Both stories lead up to a detonation: the incessant violence in Watchmen ends in the destruction of a large part of New York, indirectly by Dr Manhattan himself, in an attempt to avoid war between the USA and USSR, introducing an ultimate 'bad guy', a global deterrent superseding the threat posed by individual nations to each other. After frequent appearances of the World Trade Centre towers in the background (most memorably looming over a rain-swept funeral scene), by the end of the film America has in fact suffered a 9/11-like disaster – yet it ends with an affirmative tone with building beginning in the crater left in New York. The narrative is not allowed to float into complete fantasy; the Watchmen become implicated in the war in Vietnam and Richard Nixon appears as a character in the story. Like Chris Nolan's The Dark Knight (2008), the film has a hint of the packaging up of difficult things into digestible, entertaining chunks. Perhaps the most troubling aspect of Watchmen is that its central message seems to be that extreme violence, on local and global scales, is both necessary and personally rewarding (and equated with sexual prowess) and in the end the only voice of dissent (the pathologically violent Rorshach) is (apparently) justifiably splattered all over Antarctic snow by Dr Manhattan. Watchmen is a fascinating thing, not as a film, but as a symptom. In its request to be taken more seriously than other superhero films, it also needs to be more serious in itself – perhaps stronger, more convincing violence, for example, should come with stronger justification.

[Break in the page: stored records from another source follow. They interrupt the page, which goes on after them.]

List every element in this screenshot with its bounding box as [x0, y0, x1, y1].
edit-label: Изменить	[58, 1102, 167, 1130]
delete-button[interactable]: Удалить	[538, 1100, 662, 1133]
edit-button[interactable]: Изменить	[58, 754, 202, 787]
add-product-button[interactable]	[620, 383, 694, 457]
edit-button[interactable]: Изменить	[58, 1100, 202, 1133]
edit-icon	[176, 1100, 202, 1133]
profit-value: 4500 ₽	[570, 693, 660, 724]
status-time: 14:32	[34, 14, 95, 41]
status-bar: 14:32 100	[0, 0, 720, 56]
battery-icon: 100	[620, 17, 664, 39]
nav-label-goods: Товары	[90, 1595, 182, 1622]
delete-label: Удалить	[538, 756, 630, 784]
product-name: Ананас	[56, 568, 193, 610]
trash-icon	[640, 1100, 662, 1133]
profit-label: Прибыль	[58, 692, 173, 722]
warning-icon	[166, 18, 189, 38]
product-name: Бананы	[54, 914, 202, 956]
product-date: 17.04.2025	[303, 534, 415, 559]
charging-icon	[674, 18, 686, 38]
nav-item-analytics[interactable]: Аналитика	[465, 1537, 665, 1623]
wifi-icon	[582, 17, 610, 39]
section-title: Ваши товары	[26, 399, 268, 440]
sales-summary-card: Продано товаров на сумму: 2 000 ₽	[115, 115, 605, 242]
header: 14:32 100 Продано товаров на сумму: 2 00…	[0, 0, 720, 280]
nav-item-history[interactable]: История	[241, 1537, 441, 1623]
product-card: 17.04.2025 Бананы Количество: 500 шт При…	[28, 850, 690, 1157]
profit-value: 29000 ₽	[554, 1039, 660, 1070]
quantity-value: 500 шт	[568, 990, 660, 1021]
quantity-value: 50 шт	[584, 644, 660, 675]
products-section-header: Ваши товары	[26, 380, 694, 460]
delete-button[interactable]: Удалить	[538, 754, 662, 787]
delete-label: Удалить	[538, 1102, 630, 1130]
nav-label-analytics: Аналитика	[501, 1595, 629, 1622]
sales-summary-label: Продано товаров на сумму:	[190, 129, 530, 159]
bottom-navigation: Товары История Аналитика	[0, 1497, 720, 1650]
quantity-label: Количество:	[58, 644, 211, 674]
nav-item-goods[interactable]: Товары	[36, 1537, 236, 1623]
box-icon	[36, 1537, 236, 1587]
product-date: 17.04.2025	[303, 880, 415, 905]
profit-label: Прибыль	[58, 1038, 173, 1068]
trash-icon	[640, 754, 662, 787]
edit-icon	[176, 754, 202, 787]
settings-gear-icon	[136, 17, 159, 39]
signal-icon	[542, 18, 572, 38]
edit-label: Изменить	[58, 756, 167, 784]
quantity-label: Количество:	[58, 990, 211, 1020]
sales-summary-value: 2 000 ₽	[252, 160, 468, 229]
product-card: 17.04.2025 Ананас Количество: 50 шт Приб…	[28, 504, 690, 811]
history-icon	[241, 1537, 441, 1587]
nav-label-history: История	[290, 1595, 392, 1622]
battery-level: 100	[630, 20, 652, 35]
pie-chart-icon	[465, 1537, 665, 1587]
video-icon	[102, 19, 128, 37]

It is not within the remit of something like Adams' opera to provide affirmation through pleasing narrative conclusion; how could revisiting such massive guilt possibly be made reassuring? Of course, it is in the difficulty of both the subject and the piece itself that it provides a (different) kind of affirmation – assurance that the audience are not merely spectators to an evening's entertainment, they are watching (self consciously) heavy Art. The piece has 'Monumental' written all over it, however, when it strays from the main drama and tries to examine individual psychologies around the bomb itself it starts to seem a little stretched (the prolonged discussion of a particular military man's eating disorder verges on ridiculous). There is a wonderful part in Peter Sellers' libretto where two characters discuss the likelihood of the first atomic bomb igniting the earth's entire atmosphere – these moments that evoke the terrifying unknown beyond the brink of violent scientific breakthrough are the most memorable of the opera.
So as audiences leave their respective theatres, Dr Oppenheimer and Dr Manhattan have both unleashed terrible power upon their alternate worlds, with much interior wranglings and retreat from humankind. Spectators step away from the edge of apocalypse, hopefully in some way satiated.